Chemical Treatments are Dangerous - LiceGuard


Chemical Lice Treatment

The panic you feel when you find out that your child has lice is palpable. Your heart starts racing and sinks to the floor, you scratch your head as you imagine that you must have lice too!  You become overwhelmed with the knowledge that there are lice in your home and that you need to clean everything immediately.  So you race to the store and buy the harshest chemicals you can in order to kill all the bugs as fast as possible!

However, that is just the fear causing you to act.  Stop, take a deep breath and weigh your options. It is best to be knowledgeable about lice treatment options if you really want to get rid of lice safe and effectively.

The truth is that most traditional over-the-counter chemical lice treatments are ineffective.  Lice have evolved over the years and have become resistant to these chemical treatments.  In recent years, news outlets have heavily discussed the topic of Super lice, the new strain of critters that cannot be treated with traditional chemical lice treatments.

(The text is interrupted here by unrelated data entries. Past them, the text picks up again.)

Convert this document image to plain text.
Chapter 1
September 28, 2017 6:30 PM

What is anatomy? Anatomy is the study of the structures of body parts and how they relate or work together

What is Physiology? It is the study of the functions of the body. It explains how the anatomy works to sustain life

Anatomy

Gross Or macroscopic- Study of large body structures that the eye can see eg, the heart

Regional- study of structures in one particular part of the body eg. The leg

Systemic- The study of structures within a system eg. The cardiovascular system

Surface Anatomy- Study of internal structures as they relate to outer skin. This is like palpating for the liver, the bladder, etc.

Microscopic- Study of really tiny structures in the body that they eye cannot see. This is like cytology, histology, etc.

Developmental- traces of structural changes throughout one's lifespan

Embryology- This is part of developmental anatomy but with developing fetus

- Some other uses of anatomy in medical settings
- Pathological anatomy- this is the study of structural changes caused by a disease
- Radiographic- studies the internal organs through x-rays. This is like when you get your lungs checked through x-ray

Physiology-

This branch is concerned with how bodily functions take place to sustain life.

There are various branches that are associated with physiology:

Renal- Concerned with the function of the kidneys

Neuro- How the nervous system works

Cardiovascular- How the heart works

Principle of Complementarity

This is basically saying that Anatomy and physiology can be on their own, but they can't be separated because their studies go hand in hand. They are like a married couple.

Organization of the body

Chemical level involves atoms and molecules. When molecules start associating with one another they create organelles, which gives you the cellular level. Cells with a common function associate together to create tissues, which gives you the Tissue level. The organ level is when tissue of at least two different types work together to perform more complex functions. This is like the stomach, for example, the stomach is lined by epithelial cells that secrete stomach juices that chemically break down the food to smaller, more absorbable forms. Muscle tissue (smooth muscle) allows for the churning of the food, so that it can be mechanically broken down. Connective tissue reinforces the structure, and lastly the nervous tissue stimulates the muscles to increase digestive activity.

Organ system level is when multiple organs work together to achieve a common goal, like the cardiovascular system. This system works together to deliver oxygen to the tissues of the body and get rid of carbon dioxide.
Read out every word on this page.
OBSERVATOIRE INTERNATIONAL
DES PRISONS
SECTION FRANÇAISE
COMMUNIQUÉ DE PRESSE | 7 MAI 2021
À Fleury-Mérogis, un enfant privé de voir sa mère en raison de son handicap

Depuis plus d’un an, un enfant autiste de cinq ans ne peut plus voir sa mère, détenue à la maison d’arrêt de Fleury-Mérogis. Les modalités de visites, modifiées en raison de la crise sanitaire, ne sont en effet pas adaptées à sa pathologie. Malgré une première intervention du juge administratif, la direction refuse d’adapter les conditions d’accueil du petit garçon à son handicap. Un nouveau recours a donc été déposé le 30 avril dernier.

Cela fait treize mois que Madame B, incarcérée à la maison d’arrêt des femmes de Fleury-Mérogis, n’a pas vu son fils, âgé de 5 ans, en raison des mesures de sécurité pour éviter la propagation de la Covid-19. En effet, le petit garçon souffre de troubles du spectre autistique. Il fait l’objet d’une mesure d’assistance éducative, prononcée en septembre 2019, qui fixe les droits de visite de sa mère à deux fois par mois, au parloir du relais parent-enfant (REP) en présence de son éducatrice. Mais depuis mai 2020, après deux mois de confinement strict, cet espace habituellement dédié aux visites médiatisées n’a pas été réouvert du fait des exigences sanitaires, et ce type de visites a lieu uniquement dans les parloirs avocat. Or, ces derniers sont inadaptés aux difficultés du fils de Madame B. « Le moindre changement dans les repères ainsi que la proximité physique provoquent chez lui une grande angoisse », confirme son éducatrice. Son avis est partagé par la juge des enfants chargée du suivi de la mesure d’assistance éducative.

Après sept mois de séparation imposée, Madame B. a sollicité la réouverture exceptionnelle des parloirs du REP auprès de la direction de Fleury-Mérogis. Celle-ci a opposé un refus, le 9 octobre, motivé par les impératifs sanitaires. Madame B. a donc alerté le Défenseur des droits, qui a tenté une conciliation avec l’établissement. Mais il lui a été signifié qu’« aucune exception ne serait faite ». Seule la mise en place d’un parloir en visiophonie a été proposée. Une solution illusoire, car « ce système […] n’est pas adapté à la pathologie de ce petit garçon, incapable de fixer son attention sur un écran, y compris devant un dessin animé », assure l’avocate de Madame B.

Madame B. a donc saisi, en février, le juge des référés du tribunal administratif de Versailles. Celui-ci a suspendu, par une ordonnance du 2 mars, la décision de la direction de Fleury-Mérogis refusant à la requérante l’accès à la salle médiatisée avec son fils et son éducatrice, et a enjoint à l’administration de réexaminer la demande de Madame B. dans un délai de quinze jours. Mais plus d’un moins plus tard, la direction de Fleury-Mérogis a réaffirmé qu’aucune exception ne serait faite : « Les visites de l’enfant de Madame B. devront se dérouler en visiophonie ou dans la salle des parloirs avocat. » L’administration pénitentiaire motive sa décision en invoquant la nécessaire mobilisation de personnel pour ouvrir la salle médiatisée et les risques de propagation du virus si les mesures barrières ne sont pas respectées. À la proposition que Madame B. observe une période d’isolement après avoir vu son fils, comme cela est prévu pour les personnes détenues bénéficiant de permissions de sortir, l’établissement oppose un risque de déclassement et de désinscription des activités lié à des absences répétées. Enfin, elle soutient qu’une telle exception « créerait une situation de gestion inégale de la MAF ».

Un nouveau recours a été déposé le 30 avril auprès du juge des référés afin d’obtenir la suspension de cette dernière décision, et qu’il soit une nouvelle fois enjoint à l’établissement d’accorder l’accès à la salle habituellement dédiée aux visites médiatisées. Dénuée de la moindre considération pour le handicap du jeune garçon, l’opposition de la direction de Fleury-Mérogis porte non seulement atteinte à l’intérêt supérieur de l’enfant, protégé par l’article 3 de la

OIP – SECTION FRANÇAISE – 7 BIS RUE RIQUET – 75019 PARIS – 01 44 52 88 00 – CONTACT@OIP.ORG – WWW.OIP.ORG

While Super lice have been getting much press lately, the treatment of Super lice goes back fifteen to twenty years.  John Clark, a toxicologist at the University of Massachusetts at Amherst, has been warning parents and professionals about just this phenomenon.  A September 12, 2002 article published by the University states the following:

“Most commercial anti-louse shampoos are based on the pyrethrins, an extract that is derived from chrysanthemums which has low toxicity to humans. The problem, according to Clark, is that similarly acting compounds, such as DDT, have been used for more than 60 years in getting rid of lice, and more and more of the insects, which live only on human heads, are surviving the treatments. Essentially, lice vulnerable to the treatments are being slowly killed off, and those that can withstand it are surviving and reproducing, creating a strain of hardy survivors. That translates into a best-case scenario for the lice, and a worst-case scenario for humans, said Clark, who points to studies finding that 50 to 98 percent of the parasites remain after being exposed to these insecticides.”

Sitting in 2017, we have arrived at the worst case scenario:  lice are no longer succumbing to traditional chemical lice treatments and we are exposing our children to these chemicals.   Chemicals, it should be mentioned, which we are advised to apply with gloves on our hands to our children’s scalps with no promise of actually solving the problem.  To make matters worse, chemical lice shampoos do nothing to lice eggs (nits) and thus the cycle of lice in our children’s heads continues.

Product watchdogs Consumer Reports recently published an article with the following findings, “There’s no reason for parents to douse their children’s heads in chemicals,” says Urvashi Rangan, Ph.D., Director of Consumer Safety and Sustainability for Consumer Reports. “Physically removing lice, while it seems daunting, is safest for your child’s head.”  

The toxic over-the-counter products are losing their fight against lice because studies suggest that most of the bugs in the United States have evolved to become genetically resistant to the insecticides found in those products. That includes pyrethrum in shampoos such as RID and the permethrin in creme rinses such as Nix. Pyrethrum is a naturally occurring pyrethroid extract from the chrysanthemum flower, and permethrin is a synthetic form of that drug.  Products with those toxic ingredients have been available to consumers for decades!   

A study published in the March 2014 issue of the Journal of Medical Entomology found that 99 percent of the head lice collected by school nurses and professional lice combers in 12 states and three Canadian provinces were genetically resistant to permethrin. “It’s not surprising that we are seeing a resistance to these products,” Rangan says. “That’s what happens with insecticides and pests over time.” 

Luckily there are other safer, more effective options to treat both lice and Super lice.  While you can find many home remedies for lice treatments, such as  garlic, mayonnaise, petroleum jelly, coconut oil and many other substances people swear by, it’s best to read up on what the experts recommend.  Most of the home remedies won’t do much more than frustrate you and your child and make a stinky mess.

The tried and true best way to eradicate lice is with time and patience. Though it may feel counterintuitive, we know there must be a physical removal process to break the cycle, and that takes time.  A good lice comb and a conditioning shampoo that loosens the nit glue will get rid of lice and the eggs. Make no mistake, there is no silver bullet, it’s a long process.  However, for the safety of our children it is so very worth it!  Diligent and consistent combing daily for 14 days will safely and completely eliminate the infestation.